« Oui mais vous c’est pas pareil. »
Cela fait plusieurs fois que l’on vient nous chercher pour intervenir dans des tables rondes, des journées d’études ou des rencontres professionnelles, et qu’on nous demande de parler de nos visites si différentes, si insolites, si originales…
Et depuis quelques temps (depuis que l’on forme d’autres guides qui font des visites dites “classiques”) on n’arrive plus à tenir ce discours qui voudrait que nos visites soient radicalement différentes des visites classiques. Ce qu’on fait n’est ni très différent, ni réellement insolite, ni vraiment original.

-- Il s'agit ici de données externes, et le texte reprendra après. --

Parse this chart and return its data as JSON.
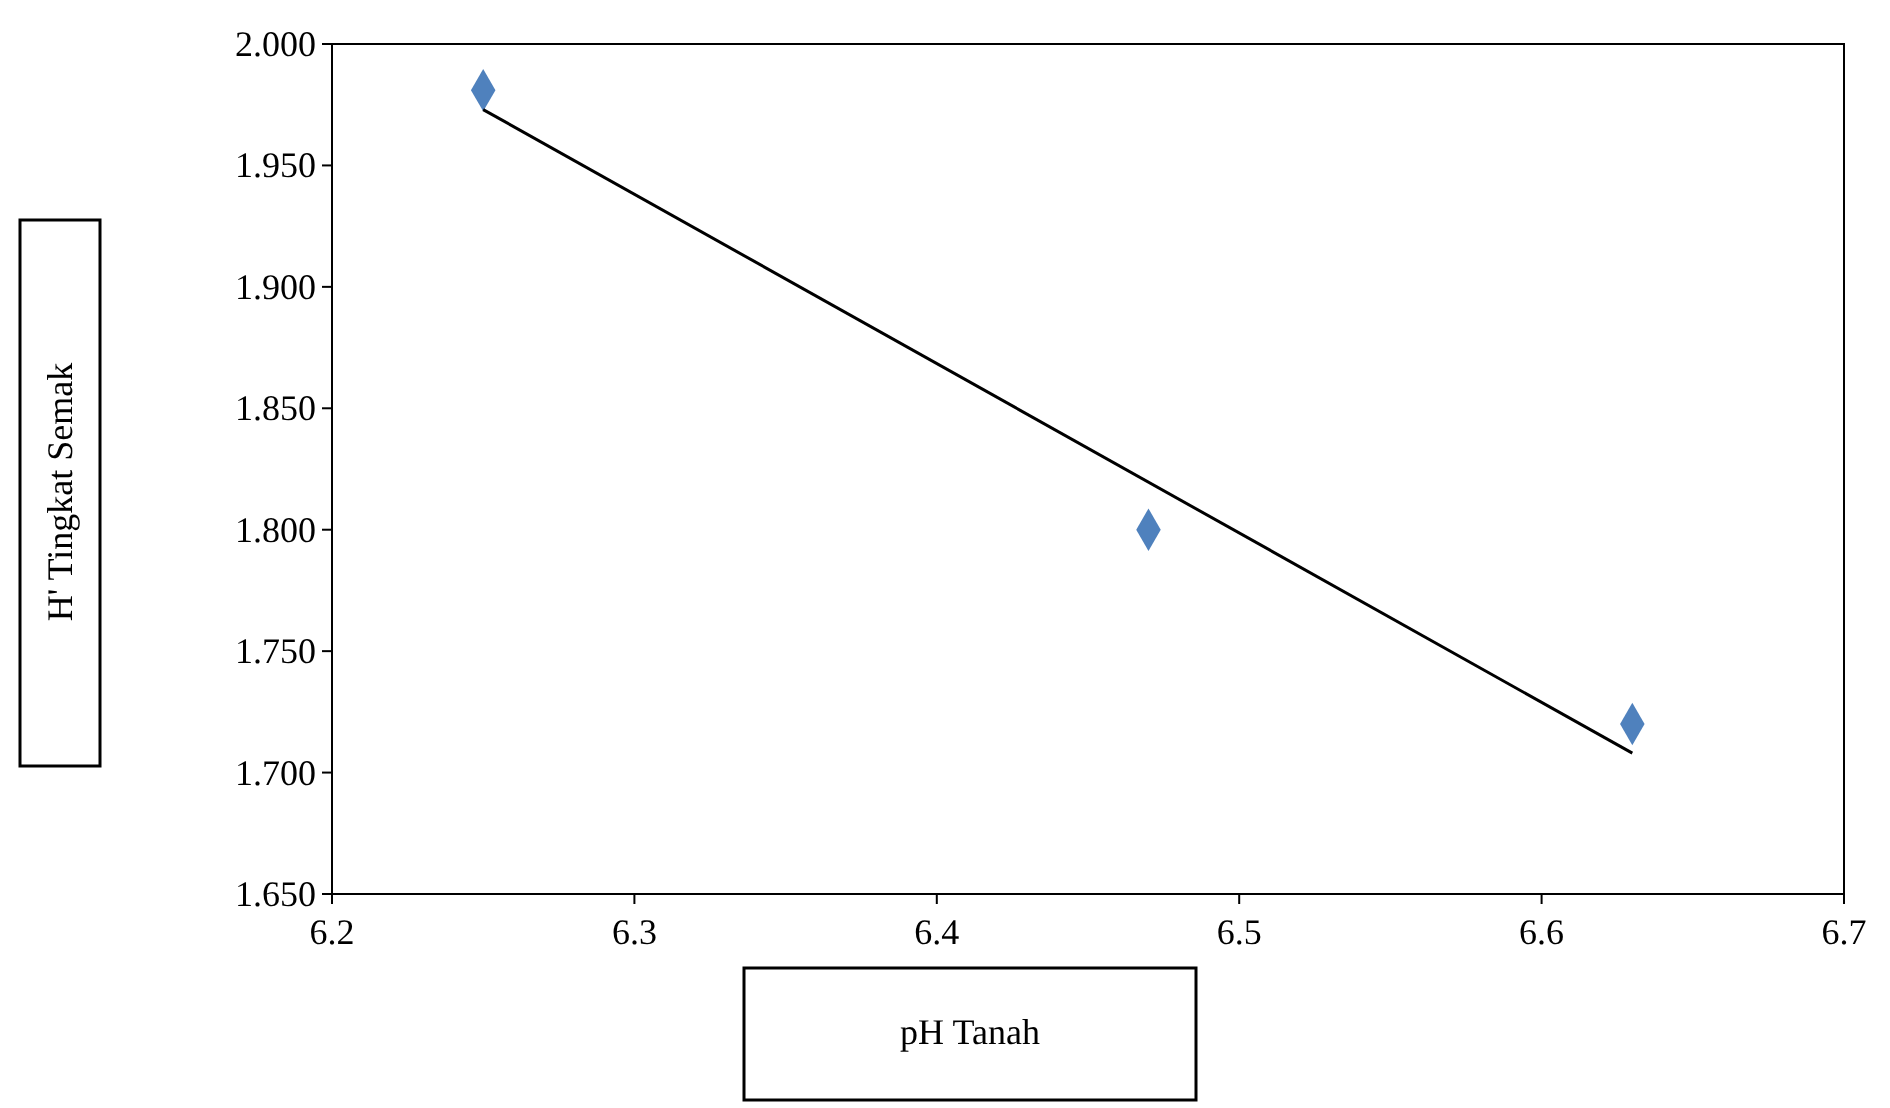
{
  "chart_data": {
    "type": "scatter",
    "xlabel": "pH Tanah",
    "ylabel": "H' Tingkat Semak",
    "xlim": [
      6.2,
      6.7
    ],
    "xticks": [
      6.2,
      6.3,
      6.4,
      6.5,
      6.6,
      6.7
    ],
    "ylim": [
      1.65,
      2.0
    ],
    "yticks": [
      {
        "value": 1.65,
        "label": "1.650"
      },
      {
        "value": 1.7,
        "label": "1.700"
      },
      {
        "value": 1.75,
        "label": "1.750"
      },
      {
        "value": 1.8,
        "label": "1.800"
      },
      {
        "value": 1.85,
        "label": "1.850"
      },
      {
        "value": 1.9,
        "label": "1.900"
      },
      {
        "value": 1.95,
        "label": "1.950"
      },
      {
        "value": 2.0,
        "label": "2.000"
      }
    ],
    "grid": false,
    "marker": "diamond",
    "series": [
      {
        "color": "#4f81bd",
        "x": [
          6.25,
          6.47,
          6.63
        ],
        "values": [
          1.981,
          1.8,
          1.72
        ]
      },
      {
        "type": "line",
        "color": "#000000",
        "marker": "none",
        "line_style": "solid",
        "x": [
          6.25,
          6.63
        ],
        "values": [
          1.973,
          1.708
        ]
      }
    ]
  }
}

Une visite guidée c’est une visite guidée
Ce qu’on fait, nous, c’est ce que font *presque* tous·tes les guides :
- On accueille des groupes de personnes en ville
- Certain·es connaissent un peu, d’autres pas mal, d’autres pas du tout
- Ces personnes viennent pour découvrir un quartier, une thématique, une période historique, apprendre des choses, passer un moment agréable
- On marche avec elles et eux, et sur le parcours, on s’arrête pour leur montrer des choses, et leur donner des explications en lien avec ce qu’on leur montre
- Selon ce qu’on ressent des gens en face de nous, on allonge, on raccourcit, on simplifie, on va plus loin dans les explications techniques, bref, on s’adapte.

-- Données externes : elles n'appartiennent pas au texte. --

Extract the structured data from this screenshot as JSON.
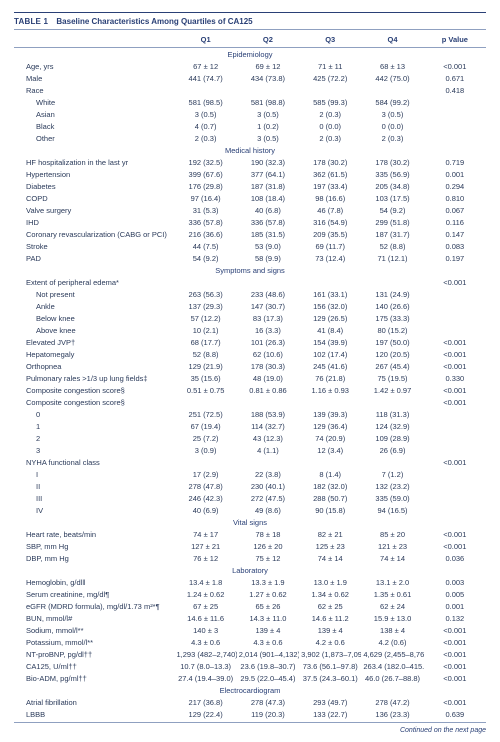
{
  "table": {
    "number": "TABLE 1",
    "title": "Baseline Characteristics Among Quartiles of CA125",
    "columns": [
      "",
      "Q1",
      "Q2",
      "Q3",
      "Q4",
      "p Value"
    ],
    "footer": "Continued on the next page",
    "colors": {
      "text": "#2a3a5a",
      "heading": "#2a4076",
      "rule": "#8fa0c0",
      "background": "#ffffff"
    },
    "fontsize_pt": 7.5,
    "sections": [
      {
        "name": "Epidemiology",
        "rows": [
          {
            "label": "Age, yrs",
            "indent": 1,
            "cells": [
              "67 ± 12",
              "69 ± 12",
              "71 ± 11",
              "68 ± 13",
              "<0.001"
            ]
          },
          {
            "label": "Male",
            "indent": 1,
            "cells": [
              "441 (74.7)",
              "434 (73.8)",
              "425 (72.2)",
              "442 (75.0)",
              "0.671"
            ]
          },
          {
            "label": "Race",
            "indent": 1,
            "cells": [
              "",
              "",
              "",
              "",
              "0.418"
            ]
          },
          {
            "label": "White",
            "indent": 2,
            "cells": [
              "581 (98.5)",
              "581 (98.8)",
              "585 (99.3)",
              "584 (99.2)",
              ""
            ]
          },
          {
            "label": "Asian",
            "indent": 2,
            "cells": [
              "3 (0.5)",
              "3 (0.5)",
              "2 (0.3)",
              "3 (0.5)",
              ""
            ]
          },
          {
            "label": "Black",
            "indent": 2,
            "cells": [
              "4 (0.7)",
              "1 (0.2)",
              "0 (0.0)",
              "0 (0.0)",
              ""
            ]
          },
          {
            "label": "Other",
            "indent": 2,
            "cells": [
              "2 (0.3)",
              "3 (0.5)",
              "2 (0.3)",
              "2 (0.3)",
              ""
            ]
          }
        ]
      },
      {
        "name": "Medical history",
        "rows": [
          {
            "label": "HF hospitalization in the last yr",
            "indent": 1,
            "cells": [
              "192 (32.5)",
              "190 (32.3)",
              "178 (30.2)",
              "178 (30.2)",
              "0.719"
            ]
          },
          {
            "label": "Hypertension",
            "indent": 1,
            "cells": [
              "399 (67.6)",
              "377 (64.1)",
              "362 (61.5)",
              "335 (56.9)",
              "0.001"
            ]
          },
          {
            "label": "Diabetes",
            "indent": 1,
            "cells": [
              "176 (29.8)",
              "187 (31.8)",
              "197 (33.4)",
              "205 (34.8)",
              "0.294"
            ]
          },
          {
            "label": "COPD",
            "indent": 1,
            "cells": [
              "97 (16.4)",
              "108 (18.4)",
              "98 (16.6)",
              "103 (17.5)",
              "0.810"
            ]
          },
          {
            "label": "Valve surgery",
            "indent": 1,
            "cells": [
              "31 (5.3)",
              "40 (6.8)",
              "46 (7.8)",
              "54 (9.2)",
              "0.067"
            ]
          },
          {
            "label": "IHD",
            "indent": 1,
            "cells": [
              "336 (57.8)",
              "336 (57.8)",
              "316 (54.9)",
              "299 (51.8)",
              "0.116"
            ]
          },
          {
            "label": "Coronary revascularization (CABG or PCI)",
            "indent": 1,
            "cells": [
              "216 (36.6)",
              "185 (31.5)",
              "209 (35.5)",
              "187 (31.7)",
              "0.147"
            ]
          },
          {
            "label": "Stroke",
            "indent": 1,
            "cells": [
              "44 (7.5)",
              "53 (9.0)",
              "69 (11.7)",
              "52 (8.8)",
              "0.083"
            ]
          },
          {
            "label": "PAD",
            "indent": 1,
            "cells": [
              "54 (9.2)",
              "58 (9.9)",
              "73 (12.4)",
              "71 (12.1)",
              "0.197"
            ]
          }
        ]
      },
      {
        "name": "Symptoms and signs",
        "rows": [
          {
            "label": "Extent of peripheral edema*",
            "indent": 1,
            "cells": [
              "",
              "",
              "",
              "",
              "<0.001"
            ]
          },
          {
            "label": "Not present",
            "indent": 2,
            "cells": [
              "263 (56.3)",
              "233 (48.6)",
              "161 (33.1)",
              "131 (24.9)",
              ""
            ]
          },
          {
            "label": "Ankle",
            "indent": 2,
            "cells": [
              "137 (29.3)",
              "147 (30.7)",
              "156 (32.0)",
              "140 (26.6)",
              ""
            ]
          },
          {
            "label": "Below knee",
            "indent": 2,
            "cells": [
              "57 (12.2)",
              "83 (17.3)",
              "129 (26.5)",
              "175 (33.3)",
              ""
            ]
          },
          {
            "label": "Above knee",
            "indent": 2,
            "cells": [
              "10 (2.1)",
              "16 (3.3)",
              "41 (8.4)",
              "80 (15.2)",
              ""
            ]
          },
          {
            "label": "Elevated JVP†",
            "indent": 1,
            "cells": [
              "68 (17.7)",
              "101 (26.3)",
              "154 (39.9)",
              "197 (50.0)",
              "<0.001"
            ]
          },
          {
            "label": "Hepatomegaly",
            "indent": 1,
            "cells": [
              "52 (8.8)",
              "62 (10.6)",
              "102 (17.4)",
              "120 (20.5)",
              "<0.001"
            ]
          },
          {
            "label": "Orthopnea",
            "indent": 1,
            "cells": [
              "129 (21.9)",
              "178 (30.3)",
              "245 (41.6)",
              "267 (45.4)",
              "<0.001"
            ]
          },
          {
            "label": "Pulmonary rales >1/3 up lung fields‡",
            "indent": 1,
            "cells": [
              "35 (15.6)",
              "48 (19.0)",
              "76 (21.8)",
              "75 (19.5)",
              "0.330"
            ]
          },
          {
            "label": "Composite congestion score§",
            "indent": 1,
            "cells": [
              "0.51 ± 0.75",
              "0.81 ± 0.86",
              "1.16 ± 0.93",
              "1.42 ± 0.97",
              "<0.001"
            ]
          },
          {
            "label": "Composite congestion score§",
            "indent": 1,
            "cells": [
              "",
              "",
              "",
              "",
              "<0.001"
            ]
          },
          {
            "label": "0",
            "indent": 2,
            "cells": [
              "251 (72.5)",
              "188 (53.9)",
              "139 (39.3)",
              "118 (31.3)",
              ""
            ]
          },
          {
            "label": "1",
            "indent": 2,
            "cells": [
              "67 (19.4)",
              "114 (32.7)",
              "129 (36.4)",
              "124 (32.9)",
              ""
            ]
          },
          {
            "label": "2",
            "indent": 2,
            "cells": [
              "25 (7.2)",
              "43 (12.3)",
              "74 (20.9)",
              "109 (28.9)",
              ""
            ]
          },
          {
            "label": "3",
            "indent": 2,
            "cells": [
              "3 (0.9)",
              "4 (1.1)",
              "12 (3.4)",
              "26 (6.9)",
              ""
            ]
          },
          {
            "label": "NYHA functional class",
            "indent": 1,
            "cells": [
              "",
              "",
              "",
              "",
              "<0.001"
            ]
          },
          {
            "label": "I",
            "indent": 2,
            "cells": [
              "17 (2.9)",
              "22 (3.8)",
              "8 (1.4)",
              "7 (1.2)",
              ""
            ]
          },
          {
            "label": "II",
            "indent": 2,
            "cells": [
              "278 (47.8)",
              "230 (40.1)",
              "182 (32.0)",
              "132 (23.2)",
              ""
            ]
          },
          {
            "label": "III",
            "indent": 2,
            "cells": [
              "246 (42.3)",
              "272 (47.5)",
              "288 (50.7)",
              "335 (59.0)",
              ""
            ]
          },
          {
            "label": "IV",
            "indent": 2,
            "cells": [
              "40 (6.9)",
              "49 (8.6)",
              "90 (15.8)",
              "94 (16.5)",
              ""
            ]
          }
        ]
      },
      {
        "name": "Vital signs",
        "rows": [
          {
            "label": "Heart rate, beats/min",
            "indent": 1,
            "cells": [
              "74 ± 17",
              "78 ± 18",
              "82 ± 21",
              "85 ± 20",
              "<0.001"
            ]
          },
          {
            "label": "SBP, mm Hg",
            "indent": 1,
            "cells": [
              "127 ± 21",
              "126 ± 20",
              "125 ± 23",
              "121 ± 23",
              "<0.001"
            ]
          },
          {
            "label": "DBP, mm Hg",
            "indent": 1,
            "cells": [
              "76 ± 12",
              "75 ± 12",
              "74 ± 14",
              "74 ± 14",
              "0.036"
            ]
          }
        ]
      },
      {
        "name": "Laboratory",
        "rows": [
          {
            "label": "Hemoglobin, g/dl‖",
            "indent": 1,
            "cells": [
              "13.4 ± 1.8",
              "13.3 ± 1.9",
              "13.0 ± 1.9",
              "13.1 ± 2.0",
              "0.003"
            ]
          },
          {
            "label": "Serum creatinine, mg/dl¶",
            "indent": 1,
            "cells": [
              "1.24 ± 0.62",
              "1.27 ± 0.62",
              "1.34 ± 0.62",
              "1.35 ± 0.61",
              "0.005"
            ]
          },
          {
            "label": "eGFR (MDRD formula), mg/dl/1.73 m²*¶",
            "indent": 1,
            "cells": [
              "67 ± 25",
              "65 ± 26",
              "62 ± 25",
              "62 ± 24",
              "0.001"
            ]
          },
          {
            "label": "BUN, mmol/l#",
            "indent": 1,
            "cells": [
              "14.6 ± 11.6",
              "14.3 ± 11.0",
              "14.6 ± 11.2",
              "15.9 ± 13.0",
              "0.132"
            ]
          },
          {
            "label": "Sodium, mmol/l**",
            "indent": 1,
            "cells": [
              "140 ± 3",
              "139 ± 4",
              "139 ± 4",
              "138 ± 4",
              "<0.001"
            ]
          },
          {
            "label": "Potassium, mmol/l**",
            "indent": 1,
            "cells": [
              "4.3 ± 0.6",
              "4.3 ± 0.6",
              "4.2 ± 0.6",
              "4.2 (0.6)",
              "<0.001"
            ]
          },
          {
            "label": "NT-proBNP, pg/dl††",
            "indent": 1,
            "cells": [
              "1,293 (482–2,740)",
              "2,014 (901–4,132)",
              "3,902 (1,873–7,095)",
              "4,629 (2,455–8,768)",
              "<0.001"
            ]
          },
          {
            "label": "CA125, U/ml††",
            "indent": 1,
            "cells": [
              "10.7 (8.0–13.3)",
              "23.6 (19.8–30.7)",
              "73.6 (56.1–97.8)",
              "263.4 (182.0–415.1)",
              "<0.001"
            ]
          },
          {
            "label": "Bio-ADM, pg/ml††",
            "indent": 1,
            "cells": [
              "27.4 (19.4–39.0)",
              "29.5 (22.0–45.4)",
              "37.5 (24.3–60.1)",
              "46.0 (26.7–88.8)",
              "<0.001"
            ]
          }
        ]
      },
      {
        "name": "Electrocardiogram",
        "rows": [
          {
            "label": "Atrial fibrillation",
            "indent": 1,
            "cells": [
              "217 (36.8)",
              "278 (47.3)",
              "293 (49.7)",
              "278 (47.2)",
              "<0.001"
            ]
          },
          {
            "label": "LBBB",
            "indent": 1,
            "cells": [
              "129 (22.4)",
              "119 (20.3)",
              "133 (22.7)",
              "136 (23.3)",
              "0.639"
            ]
          }
        ]
      }
    ]
  }
}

La base d’une visite guidée quoi. On fait ça, et vous qui nous lisez faites probablement ça aussi.
Des thématiques insolites ? Même pas.
On dit qu’on fait des visites “insolites”, et bien sûr, c’est du marketing, ça ne veut rien dire du tout, car nos thématiques sont les mêmes que tout le monde !
Pas parce qu’on n’a pas d’imagination, mais parce qu’on a envie de vivre de notre activité et qu’il faut vendre ! Et même si tout le monde veut “sortir des sentiers battus”, on sait bien qu’en fait tout le monde veut d’abord voir les traboules du Vieux-Lyon.

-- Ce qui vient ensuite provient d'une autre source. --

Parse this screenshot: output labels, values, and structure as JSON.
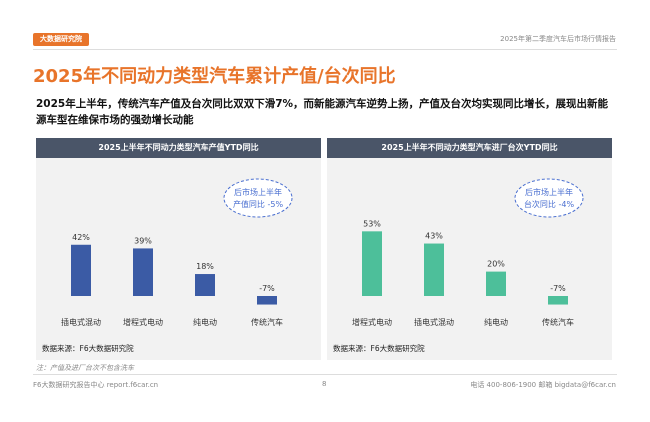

En 12 ans d’activité, on a donc vendu 85% de nos billets dans le secteur UNESCO (Fourvière, Vieux-Lyon, Croix-Rousse, Presqu’île), seulement 15% en rive gauche (donc la zone pas du tout touristique de la ville). Dans le secteur UNESCO, on vend 72% des billets dans le Vieux-Lyon et la Croix-Rousse parce que les gens veulent voir les TRABOULES. Comme tout le monde quoi.
Souvent, on nous parle de nos thématiques originales comme la visite coquine ou les visites Cymoche. Mais soyons honnêtes, ces 2 visites représentent un pourcentage minime de nos ventes : 5% pour la visite coquine, 0,45% pour les visites Cymoche.
Bref, comme tout le monde à Lyon, on parle des traboules, de la Renaissance, de la soie, des révoltes des Canuts et de Lugdunum capitale des Gaules, rien de bien insolite.
“Oui mais vous c’est pas pareil”
Et pourtant, à chaque fois qu’on échange avec des collègues sur notre pratique, sur ce qu’on met en place pour travailler, on nous répond toujours la même chose : « Oui mais vous c’est pas pareil ». Comme si on faisait un autre métier.
- C’est bien de s’échauffer le corps et la voix avant les visites : “oui mais vous c’est pas pareil, vous êtes comédiennes !”
- Notre métier c’est de raconter des histoires : “oui mais vous c’est pas pareil, vous faites des visites contées !”
- Il faut parler distinctement et faire de grands gestes pour être entendu·e de tout le monde : “Oui mais vous c’est pas pareil, vous êtes en représentation !”
Vraiment ? Est-ce qu’on fait vraiment un autre métier ?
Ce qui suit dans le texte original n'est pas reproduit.